Annotating off the leash

For the final annotation that I was required to do for my course this semester, we were asked to reflect on HOW we chose our topic.

For me, my topic on MOOCs came from some reflection on some course materials assigned this week, plus trends I’ve noticed in the last few years. I’ve heard some talk about MOOCs “threatening universities’ hold on higher education,” although it seems like most everyone agrees on that one that universities aren’t going anywhere. After I watched the Jesse Stommel video/cruised his website on hybrid pedagogy, I got thinking about MOOCs a little more and got curious on what is being said about MOOCs in K-12.

I had a couple other ideas, like “playful learning” and teaching coding (even for kids), but I landed on MOOCs because I thought it was most related to Information Literacy and could complement what we’ve already talked about. Not necessarily a lack, but an extension!

I liked the freedom of sharing articles of our choice (mostly because I LOVE sharing articles–this is my primary use of Twitter, after all), but to be honest, the process of writing annotations doesn’t feel especially useful to me anymore. Four out of the five of the library science courses I’ve taken have included a significant annotation requirement. Obviously, annotations are a VITAL skill for librarians-in-training, but I feel like I get the point. (It’s sort of like being asked to do group project after group project–I get it, we’ll have to collaborate in the real world. But actually, I’m already not bad at it in the real world.) It’s just getting a little old–not that my fatigue with these exercises will prevent me from busting it the next time I’m assigned one. I always do.

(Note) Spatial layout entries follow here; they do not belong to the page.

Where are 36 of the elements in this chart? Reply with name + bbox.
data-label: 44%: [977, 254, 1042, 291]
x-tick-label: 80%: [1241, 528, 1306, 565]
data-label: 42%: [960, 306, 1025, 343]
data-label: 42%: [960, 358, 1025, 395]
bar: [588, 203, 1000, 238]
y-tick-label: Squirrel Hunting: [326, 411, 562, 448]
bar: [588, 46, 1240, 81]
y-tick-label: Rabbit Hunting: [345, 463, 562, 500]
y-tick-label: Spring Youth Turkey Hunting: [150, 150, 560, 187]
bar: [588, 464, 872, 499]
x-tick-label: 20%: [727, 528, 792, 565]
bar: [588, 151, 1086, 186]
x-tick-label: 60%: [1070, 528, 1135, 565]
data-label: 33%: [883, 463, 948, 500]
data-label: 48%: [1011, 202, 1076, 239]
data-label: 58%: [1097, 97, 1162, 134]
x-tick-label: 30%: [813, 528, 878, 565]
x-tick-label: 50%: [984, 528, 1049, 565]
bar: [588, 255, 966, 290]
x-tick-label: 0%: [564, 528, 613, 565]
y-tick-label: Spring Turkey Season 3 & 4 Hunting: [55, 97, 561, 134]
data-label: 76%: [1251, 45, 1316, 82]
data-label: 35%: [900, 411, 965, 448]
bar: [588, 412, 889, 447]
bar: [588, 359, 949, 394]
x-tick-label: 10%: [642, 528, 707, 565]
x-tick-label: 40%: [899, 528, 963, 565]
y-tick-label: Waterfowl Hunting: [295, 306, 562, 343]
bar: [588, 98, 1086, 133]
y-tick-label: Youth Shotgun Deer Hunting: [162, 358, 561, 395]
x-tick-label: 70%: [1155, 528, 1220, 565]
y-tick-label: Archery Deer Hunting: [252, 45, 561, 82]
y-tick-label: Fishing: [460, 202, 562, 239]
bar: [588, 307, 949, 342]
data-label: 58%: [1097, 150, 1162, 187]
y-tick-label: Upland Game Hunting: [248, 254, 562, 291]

I think searching for annotations is good for your information literacy skills, but also your reference/online search skills. With both of those areas, the main way to improve anyway is with practice!

Annotation: MOOCs in K-12

Locke, M. (2013). MOOC: Will these four letters change K-12? Scholastic Adminstr@tor, Summer 2013. Retrieved December 8, 2013, from http://www.scholastic.com/browse/article.jsp?id=3758098

This article describes the potential of MOOCs, or massive open online courses, being used in K-12 education They could be used for SAT prep or for schools that struggle to find instructors to lead an advanced course like AP Calculus. Unfortunately, cheating is hard to regulate and MOOCs also lack the relationship/teacher contact element that can be so important to younger learners. The author reviews advantages and disadvantages of the tool, but largely concludes that MOOCs could be useful as a supplement to the structures already in place. The article provides a succinct review of the possible impact and development of MOOCs in K-12 education and references a couple innovators in the field worth investigating.